Moreover, the survey found that Millenials and Baby Boomers are most likely to turn to an accountant to get their taxes done, while Generation Xers have more of a do-it-yourself attitude. Specifically, those between the ages of 35-44 (58 percent) said they would be likely to do their own taxes, compared to younger taxpayers age 25-34 (47 percent) and older taxpayers age 55-64 (39 percent).
The survey was conducted by Braun Research among a nationally representative sample of 1,020 employed Americans age 18 and older, between February 15-19 of this year. The results have a margin of plus or minus 3.1 percent at the 95 percent confidence level. For those of us who have forgotten the material we learned in Statistics, that means it's pretty good.
A significant portion of us have cut back on our spending as a result of the payroll tax changes that took effect January 1 of this year, the survey indicated.
On average, workers are taking home $130 less per month, with their social life suffering most. Many have been forced to cut back most on going out to bars and restaurants (20 percent) and eating lunch out (19 percent). But nearly one quarter—22 percent—have not cut back on spending at all.
Workers have tapped into their retirement fund savings (401(k) or IRA) to cover a number of expenses, the survey says. These include unexpected health care costs, (25 percent) home or car repair (27 percent) and necessities during unemployment (22 percent). Despite the tougher times, money spent at work on coffee and lunch by workers has remained consistent year over year, with an average of $21.00 on coffee and $37.00 on lunch in 2012, and $21.32 on coffee and $$36.17 on lunch in 2013.
Why did the amount spent on coffee go up from 2012 to 2013, while the amount spent on lunch went down?

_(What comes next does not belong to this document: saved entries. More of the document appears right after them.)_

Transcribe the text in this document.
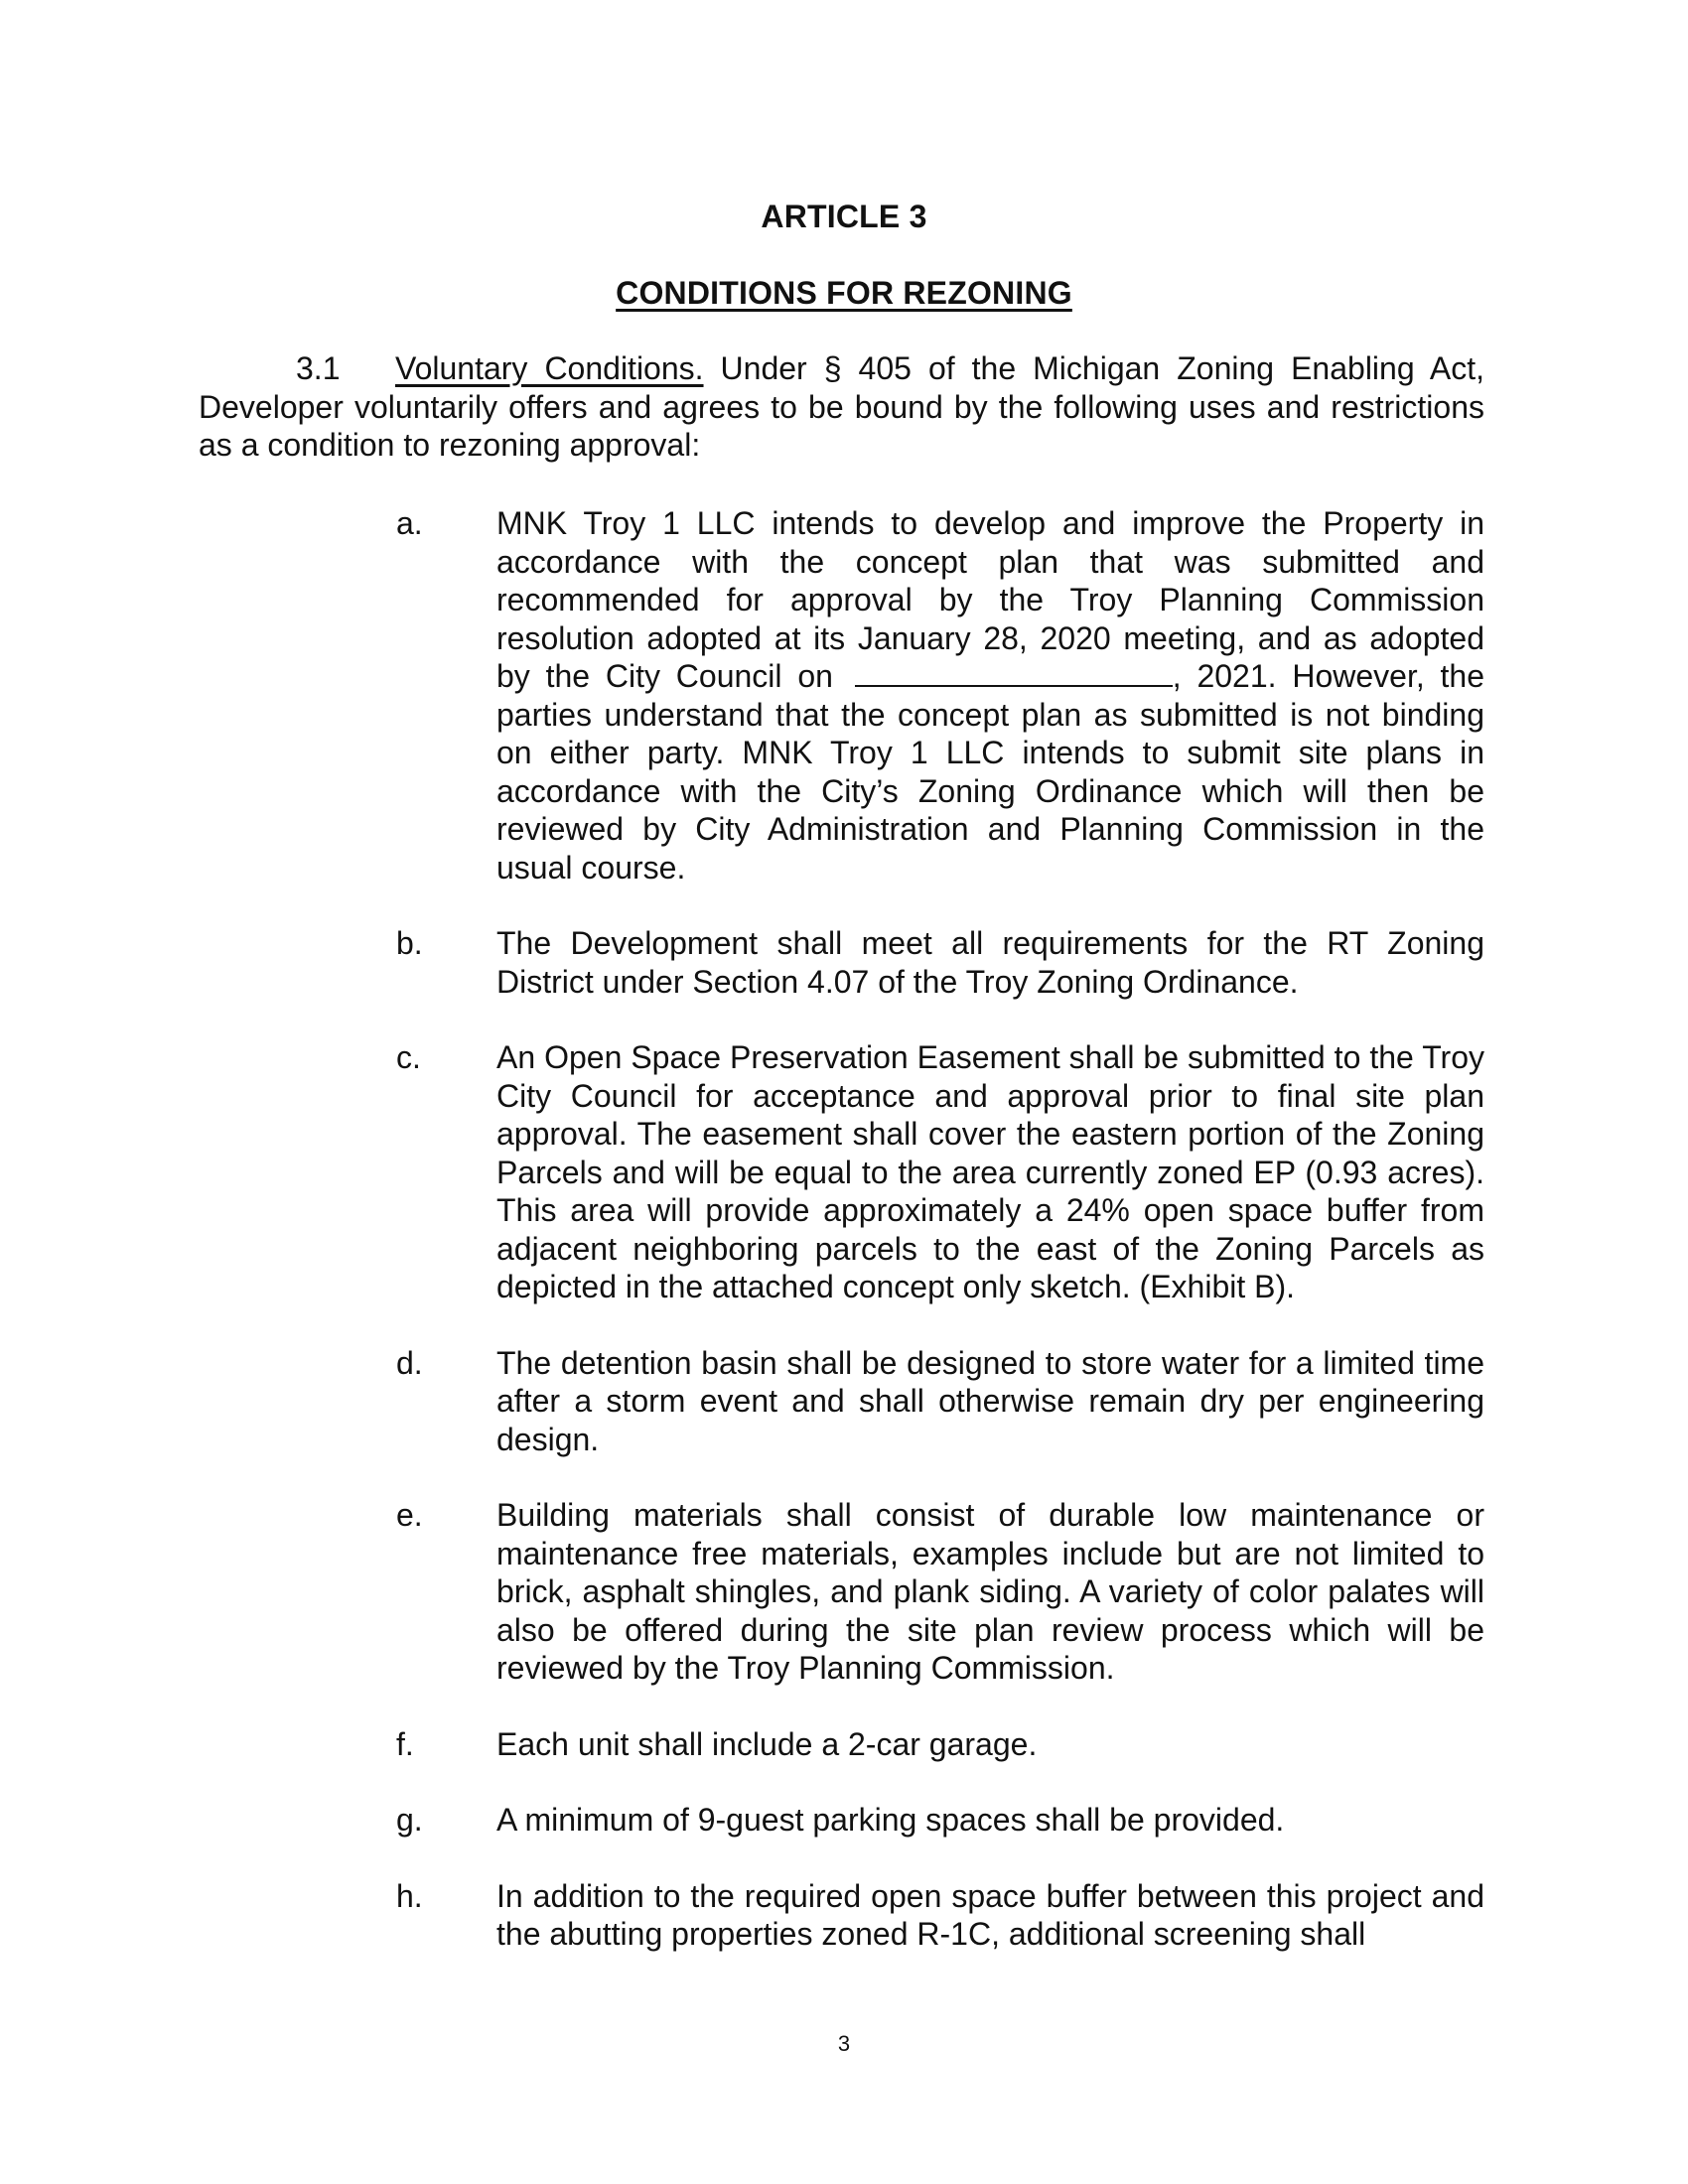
ARTICLE 3
CONDITIONS FOR REZONING
3.1 Voluntary Conditions. Under § 405 of the Michigan Zoning Enabling Act, Developer voluntarily offers and agrees to be bound by the following uses and restrictions as a condition to rezoning approval:
a. MNK Troy 1 LLC intends to develop and improve the Property in accordance with the concept plan that was submitted and recommended for approval by the Troy Planning Commission resolution adopted at its January 28, 2020 meeting, and as adopted by the City Council on	, 2021. However, the parties understand that the concept plan as submitted is not binding on either party. MNK Troy 1 LLC intends to submit site plans in accordance with the City’s Zoning Ordinance which will then be reviewed by City Administration and Planning Commission in the usual course.
b. The Development shall meet all requirements for the RT Zoning District under Section 4.07 of the Troy Zoning Ordinance.
c. An Open Space Preservation Easement shall be submitted to the Troy City Council for acceptance and approval prior to final site plan approval. The easement shall cover the eastern portion of the Zoning Parcels and will be equal to the area currently zoned EP (0.93 acres). This area will provide approximately a 24% open space buffer from adjacent neighboring parcels to the east of the Zoning Parcels as depicted in the attached concept only sketch. (Exhibit B).
d. The detention basin shall be designed to store water for a limited time after a storm event and shall otherwise remain dry per engineering design.
e. Building materials shall consist of durable low maintenance or maintenance free materials, examples include but are not limited to brick, asphalt shingles, and plank siding. A variety of color palates will also be offered during the site plan review process which will be reviewed by the Troy Planning Commission.
f.	Each unit shall include a 2-car garage.
g. A minimum of 9-guest parking spaces shall be provided.
h. In addition to the required open space buffer between this project and the abutting properties zoned R-1C, additional screening shall
3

"It's similar to the result from a year ago," Chavez observed. "It probably reflects a number of things: more people are bringing their lunch from home to have healthier choices, and the cost of specialty coffees has gone up," she explained. "The cost of coffee in some cases might be equal to or greater than what you can purchase a value lunch for. And some people we spoke to will just not skip coffee, but they may skip lunch once in a while."
For those who won't do their own taxes this year, the reasons they give should be instructive to accountants. The largest number, 53 percent, want to be sure they will get the biggest refund. After that, 47 percent are afraid of making a mistake, 24 percent find the idea of doing their own taxes to be “daunting,” 21 percent are afraid of getting audited, 15 percent have a friend or family member do their taxes, while 9 percent say they are just too lazy.
So these are the reasons tax preparers have jobs. Anyone for tax reform?